|

 

Culto de investidura
na presidência da ieclb

Pregação feita em Porto Alegre,

em 20 de dezembro de 2002

Senhor, abre nossos ouvidos, nossas mentes e nossos corações para receber tua palavra, e minha boca que proclame o teu louvor. Amém

1 Pedro 3.15
Santificai a Cristo, como Senhor,
em vosso coração,
estando sempre preparados para responder
a toda aquela pessoa que vos pedir razão
da esperança que há em vós.

Estimadas irmãs e estimados irmãos da IECLB e de igrejas-irmãs, autoridades, irmãs e irmãos em Jesus Cristo!

Ouçamos a mensagem do apóstolo, refletindo-a do fim para o começo. Demos cinco passos.

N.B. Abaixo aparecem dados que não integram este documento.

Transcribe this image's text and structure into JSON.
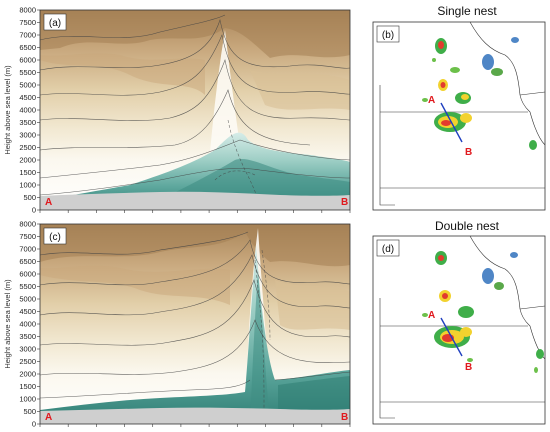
{
  "figure": {
    "panels": [
      {
        "id": "a",
        "label": "(a)"
      },
      {
        "id": "b",
        "label": "(b)",
        "title": "Single nest"
      },
      {
        "id": "c",
        "label": "(c)"
      },
      {
        "id": "d",
        "label": "(d)",
        "title": "Double nest"
      }
    ],
    "cross_section_labels": {
      "start": "A",
      "end": "B"
    },
    "colors": {
      "dry": "#b58d5e",
      "moist": "#3e8f86",
      "terrain": "#cfcfcf",
      "section_line": "#1f3fbf",
      "label_red": "#e0191e"
    }
  },
  "chart_data": [
    {
      "type": "heatmap",
      "panel": "(a)",
      "ylabel": "Height above sea level (m)",
      "ylim": [
        0,
        8000
      ],
      "yticks": [
        0,
        500,
        1000,
        1500,
        2000,
        2500,
        3000,
        3500,
        4000,
        4500,
        5000,
        5500,
        6000,
        6500,
        7000,
        7500,
        8000
      ],
      "ytick_labels": [
        "0",
        "500",
        "1000",
        "1500",
        "2000",
        "2500",
        "3000",
        "3500",
        "4000",
        "4500",
        "5000",
        "5500",
        "6000",
        "6500",
        "7000",
        "7500",
        "8000"
      ],
      "x_endpoints": [
        "A",
        "B"
      ]
    },
    {
      "type": "heatmap",
      "panel": "(c)",
      "ylabel": "Height above sea level (m)",
      "ylim": [
        0,
        8000
      ],
      "yticks": [
        0,
        500,
        1000,
        1500,
        2000,
        2500,
        3000,
        3500,
        4000,
        4500,
        5000,
        5500,
        6000,
        6500,
        7000,
        7500,
        8000
      ],
      "ytick_labels": [
        "0",
        "500",
        "1000",
        "1500",
        "2000",
        "2500",
        "3000",
        "3500",
        "4000",
        "4500",
        "5000",
        "5500",
        "6000",
        "6500",
        "7000",
        "7500",
        "8000"
      ],
      "x_endpoints": [
        "A",
        "B"
      ]
    }
  ]
}
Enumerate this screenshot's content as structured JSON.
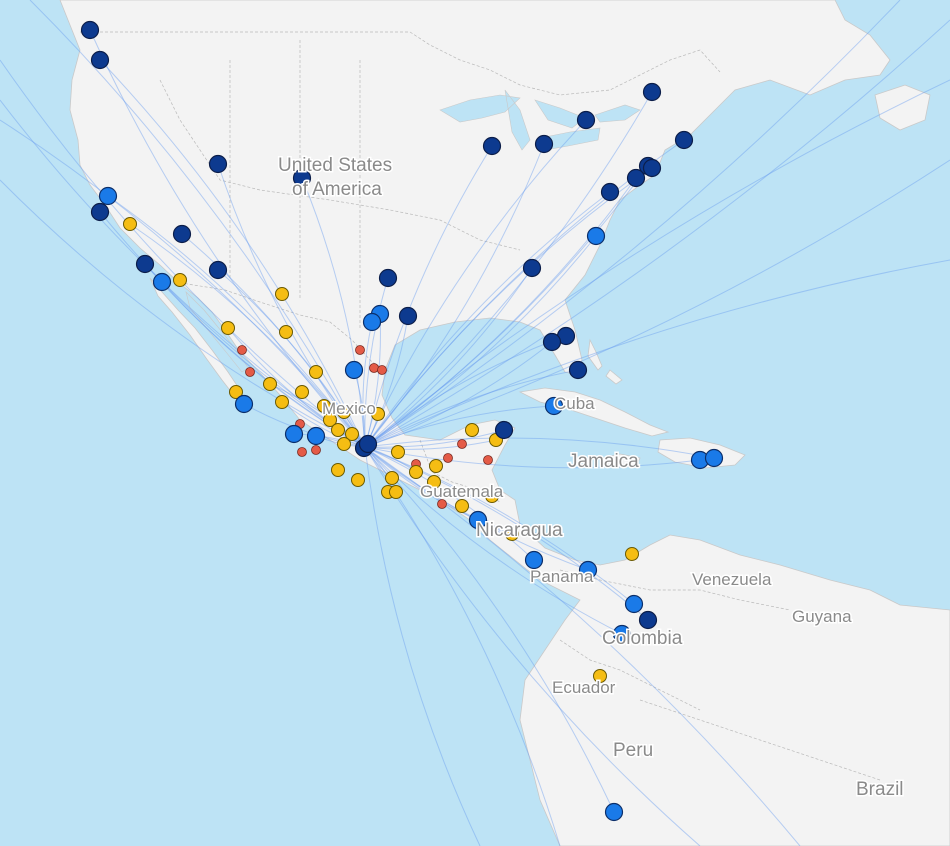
{
  "map": {
    "labels": {
      "usa_line1": "United States",
      "usa_line2": "of America",
      "mexico": "Mexico",
      "cuba": "Cuba",
      "jamaica": "Jamaica",
      "guatemala": "Guatemala",
      "nicaragua": "Nicaragua",
      "panama": "Panama",
      "venezuela": "Venezuela",
      "guyana": "Guyana",
      "colombia": "Colombia",
      "ecuador": "Ecuador",
      "peru": "Peru",
      "brazil": "Brazil"
    },
    "colors": {
      "ocean": "#bde3f5",
      "land": "#f3f3f3",
      "route": "#6a9ef0",
      "marker_dark": "#0d3a8f",
      "marker_light": "#1a7ae8",
      "marker_yellow": "#f5bd13",
      "marker_red": "#e45b47"
    }
  }
}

O primeiro passo é a esperança. Somos uma comunidade da esperança. Isso não é tão natural. Mas ainda assim é uma característica fundamental da fé cristã. No calendário litúrgico estamos no Advento, por excelência o período da espera. Já próximos ao Natal, quando a espera chega ao seu fim, no duplo sentido de cessação e de cumprimento da espera. Ou seja: na esperança olhamos com confiança para o futuro. Aliás, esperança é espera com confiança. Outra passagem da Escritura, em Hebreus 11.1, define a própria fé como “a certeza de cousas que se esperam, a convicção de fatos que se não vêem”. Ou seja: a fé enxerga para além do momento e das condições atuais. A fé detecta realidades que não são percebidas por quem ainda não recebeu o dom da fé. Como seja, olhamos à frente. Nós que hoje estamos aqui reunidos temos o coração grato, grato a Deus que tem acompanhado a IECLB em sua trajetória, grato pelas suas comunidades, coração grato pela caminhada da IECLB em suas relações ecumênicas, grato pelo testemunho que ela tem podido dar e pelo serviço que tem podido prestar em nosso país. Mas nos reunimos como comunidade da esperança de quem sabe que ainda há novas responsabilidades a assumir, uma missão a desempenhar, novos serviços a prestar. Temos sonhos, também para a IECLB, temos planos, temos compromissos. Fomos vocacionados, ainda que em funções diferentes, vocacionados, cada um, cada uma de nós, como membros do povo de Deus. E confiamos na promessa proferida por Jesus a seus discípulos: “Eis que estou convosco todos os dias até a plenitude dos tempos.” (Mateus 28.20)

Somos comunidade da esperança. À primeira vista, quando falamos de esperança, parece que se trata de um dado universal. Não temos visto nos últimos tempos, em nosso país, um renascer da esperança, também como expectativa confiante para nosso futuro como país e como povo, e isso em meio a gravíssimas dificuldades? De fato, a esperança tem sido uma das molas propulsoras da história da humanidade. Que pobre, por exemplo, seria o projeto de pessoas e partidos na política, se não nutrissem nenhuma esperança, se não acalentassem sonhos, se não tivessem visões de um futuro melhor?

Ainda assim, há esperanças e esperanças. Qual é seu conteúdo? Ela tem razão de ser? Ou seria um falsa esperança, uma esperança ilusória que nos irá frustrar? E com isso estamos em nosso segundo passo: a razão da esperança. Pois todos conhecemos também esta realidade: a dolorosa experiência de esperanças frustradas.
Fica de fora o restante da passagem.